5.1. Tracking Performance

In this test, the tracking performances of the outer voltage loop are evaluated under DC voltage reference step change. The DC voltage reference is changed from 300 V to 400 V. The DC voltage response, shown in Figure 7a, illustrates that the proposed control strategy allows for accurate DC voltage tracking performances. Figure 7b presents the abc line current’s component’s evolution. The experimental waveforms of grid voltage and the line current of phase “a” denoted (e_a, i_a) are given in Figure 7c, which are in a phase providing a unity power factor even during transient conditions. The direct and quadrature current components I_d and I_q in Figure 7d show that the proposed control provides a good axis decoupling.

5.2. Performances under Transient Loading Conditions

In this test, the proposed control method is evaluated under load step changes. Load step changes from 250 Ω to 110 Ω and then from 110 Ω to 250 Ω are considered. The obtained results are illustrated in Figure 8. Figure 8a highlights when the load changes from 250 Ω to 110 Ω that the DC voltage drop is very low. The DC voltage drop is below 5% from a reference value of 300 V. Figure 8c,f show the corresponding grid voltage and current of phase a. This result confirms that the unity power factor is maintained. It can be seen that balanced input currents with low THD are obtained. The DC bus voltage is regulated with suitable load disturbances rejection performances, as shown in Figure 8a,d.
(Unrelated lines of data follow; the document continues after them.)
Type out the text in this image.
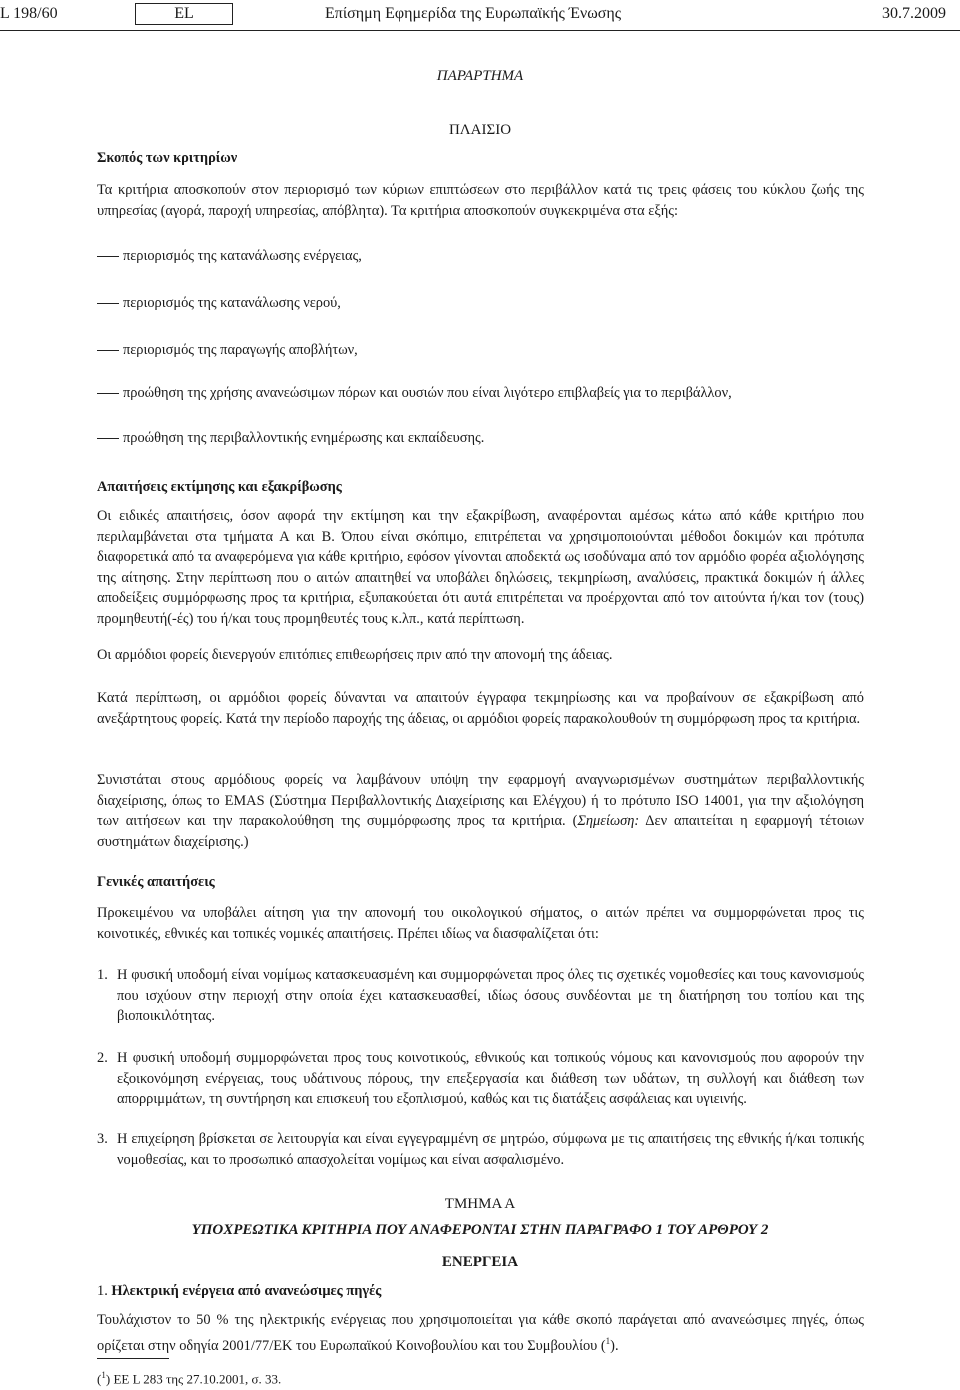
L 198/60	EL	Επίσημη Εφημερίδα της Ευρωπαϊκής Ένωσης	30.7.2009
ΠΑΡΑΡΤΗΜΑ
ΠΛΑΙΣΙΟ
Σκοπός των κριτηρίων
Τα κριτήρια αποσκοπούν στον περιορισμό των κύριων επιπτώσεων στο περιβάλλον κατά τις τρεις φάσεις του κύκλου ζωής της υπηρεσίας (αγορά, παροχή υπηρεσίας, απόβλητα). Τα κριτήρια αποσκοπούν συγκεκριμένα στα εξής:
περιορισμός της κατανάλωσης ενέργειας,
περιορισμός της κατανάλωσης νερού,
περιορισμός της παραγωγής αποβλήτων,
προώθηση της χρήσης ανανεώσιμων πόρων και ουσιών που είναι λιγότερο επιβλαβείς για το περιβάλλον,
προώθηση της περιβαλλοντικής ενημέρωσης και εκπαίδευσης.
Απαιτήσεις εκτίμησης και εξακρίβωσης
Οι ειδικές απαιτήσεις, όσον αφορά την εκτίμηση και την εξακρίβωση, αναφέρονται αμέσως κάτω από κάθε κριτήριο που περιλαμβάνεται στα τμήματα Α και Β. Όπου είναι σκόπιμο, επιτρέπεται να χρησιμοποιούνται μέθοδοι δοκιμών και πρότυπα διαφορετικά από τα αναφερόμενα για κάθε κριτήριο, εφόσον γίνονται αποδεκτά ως ισοδύναμα από τον αρμόδιο φορέα αξιολόγησης της αίτησης. Στην περίπτωση που ο αιτών απαιτηθεί να υποβάλει δηλώσεις, τεκμηρίωση, αναλύσεις, πρακτικά δοκιμών ή άλλες αποδείξεις συμμόρφωσης προς τα κριτήρια, εξυπακούεται ότι αυτά επιτρέπεται να προέρχονται από τον αιτούντα ή/και τον (τους) προμηθευτή(-ές) του ή/και τους προμηθευτές τους κ.λπ., κατά περίπτωση.
Οι αρμόδιοι φορείς διενεργούν επιτόπιες επιθεωρήσεις πριν από την απονομή της άδειας.
Κατά περίπτωση, οι αρμόδιοι φορείς δύνανται να απαιτούν έγγραφα τεκμηρίωσης και να προβαίνουν σε εξακρίβωση από ανεξάρτητους φορείς. Κατά την περίοδο παροχής της άδειας, οι αρμόδιοι φορείς παρακολουθούν τη συμμόρφωση προς τα κριτήρια.
Συνιστάται στους αρμόδιους φορείς να λαμβάνουν υπόψη την εφαρμογή αναγνωρισμένων συστημάτων περιβαλλοντικής διαχείρισης, όπως το EMAS (Σύστημα Περιβαλλοντικής Διαχείρισης και Ελέγχου) ή το πρότυπο ISO 14001, για την αξιολόγηση των αιτήσεων και την παρακολούθηση της συμμόρφωσης προς τα κριτήρια. (Σημείωση: Δεν απαιτείται η εφαρμογή τέτοιων συστημάτων διαχείρισης.)
Γενικές απαιτήσεις
Προκειμένου να υποβάλει αίτηση για την απονομή του οικολογικού σήματος, ο αιτών πρέπει να συμμορφώνεται προς τις κοινοτικές, εθνικές και τοπικές νομικές απαιτήσεις. Πρέπει ιδίως να διασφαλίζεται ότι:
1. Η φυσική υποδομή είναι νομίμως κατασκευασμένη και συμμορφώνεται προς όλες τις σχετικές νομοθεσίες και τους κανονισμούς που ισχύουν στην περιοχή στην οποία έχει κατασκευασθεί, ιδίως όσους συνδέονται με τη διατήρηση του τοπίου και της βιοποικιλότητας.
2. Η φυσική υποδομή συμμορφώνεται προς τους κοινοτικούς, εθνικούς και τοπικούς νόμους και κανονισμούς που αφορούν την εξοικονόμηση ενέργειας, τους υδάτινους πόρους, την επεξεργασία και διάθεση των υδάτων, τη συλλογή και διάθεση των απορριμμάτων, τη συντήρηση και επισκευή του εξοπλισμού, καθώς και τις διατάξεις ασφάλειας και υγιεινής.
3. Η επιχείρηση βρίσκεται σε λειτουργία και είναι εγγεγραμμένη σε μητρώο, σύμφωνα με τις απαιτήσεις της εθνικής ή/και τοπικής νομοθεσίας, και το προσωπικό απασχολείται νομίμως και είναι ασφαλισμένο.
ΤΜΗΜΑ Α
ΥΠΟΧΡΕΩΤΙΚΑ ΚΡΙΤΗΡΙΑ ΠΟΥ ΑΝΑΦΕΡΟΝΤΑΙ ΣΤΗΝ ΠΑΡΑΓΡΑΦΟ 1 ΤΟΥ ΑΡΘΡΟΥ 2
ΕΝΕΡΓΕΙΑ
1. Ηλεκτρική ενέργεια από ανανεώσιμες πηγές
Τουλάχιστον το 50 % της ηλεκτρικής ενέργειας που χρησιμοποιείται για κάθε σκοπό παράγεται από ανανεώσιμες πηγές, όπως ορίζεται στην οδηγία 2001/77/ΕΚ του Ευρωπαϊκού Κοινοβουλίου και του Συμβουλίου ($^1$).
($^1$) ΕΕ L 283 της 27.10.2001, σ. 33.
5.3. Performance under Unbalanced Grid Voltage

To investigate the proposed control performances under unbalanced conditions, a test under grid voltage unbalance is performed. The grid voltage unbalance is achieved by adding a resistor of 7.2 Ω in series with the passive L filter of phase “a”. This causes a voltage sag of 10% on phase a. The resulting unbalanced grid line currents are illustrated in Figure 9. Figure 9a illustrates that the proposed control strategy allows us to maintain a well-controlled DC bus voltage with good disturbances rejection when the unbalance occurs. Furthermore, Figure 9b shows the grid-phase current i_a and voltage e_a, which are synchronized to maintain the unity power factor. In Figure 9c, the three-phase grid currents waveforms have been illustrated when the imbalanced condition occurs.

5.4. Control Performance Comparison

In this experiment, the proposed H∞ control strategy is compared with the conventional PI controller under load disturbances. The results in Figure 10 indicate that the H∞ control strategy surpasses the conventional PI controller. Specifically, the H∞ control strategy shows significantly enhanced dynamic performance, with an improvement of 50%, along with notable reductions in overshoots, also by around 50%. These results highlight the superior abilities of the H∞ control strategy to achieve disturbance rejection and maintain system stability.

6. Conclusions

This article presents a robust H∞ control strategy for grid-connected PWM rectifiers, focusing on disturbance rejection and power quality enhancement. A linearized model of the converter was decomposed into two SISO systems, allowing for a simple controller structure with reduced order and ease of implementation. The resulting two-level control strategy employs cascaded H∞ controllers, ensuring stable DC bus voltage and sinusoidal input currents under various conditions. Extensive experimental tests validated the controller’s effectiveness, ensuring accurate tracking and disturbance rejection even under unbalanced grid voltage and load disturbances. Furthermore, the proposed strategy demonstrated its superiority when compared to the PI control method through its ability to minimize overshoots and achieve faster response time.

Although the proposed H∞ control strategy demonstrates robust performance under unbalanced grid conditions, current distortions are still observed. To further enhance the system’s performance and maintain sinusoidal currents, future improvements could involve implementing H∞ control algorithms that separately regulate the positive and negative sequence components of the current. Furthermore, utilizing sequence component compensation techniques to actively cancel out the negative sequence components of the current could be beneficial. These approaches could help achieve a more balanced current waveform and reduce harmonic distortion caused by unbalanced grid conditions.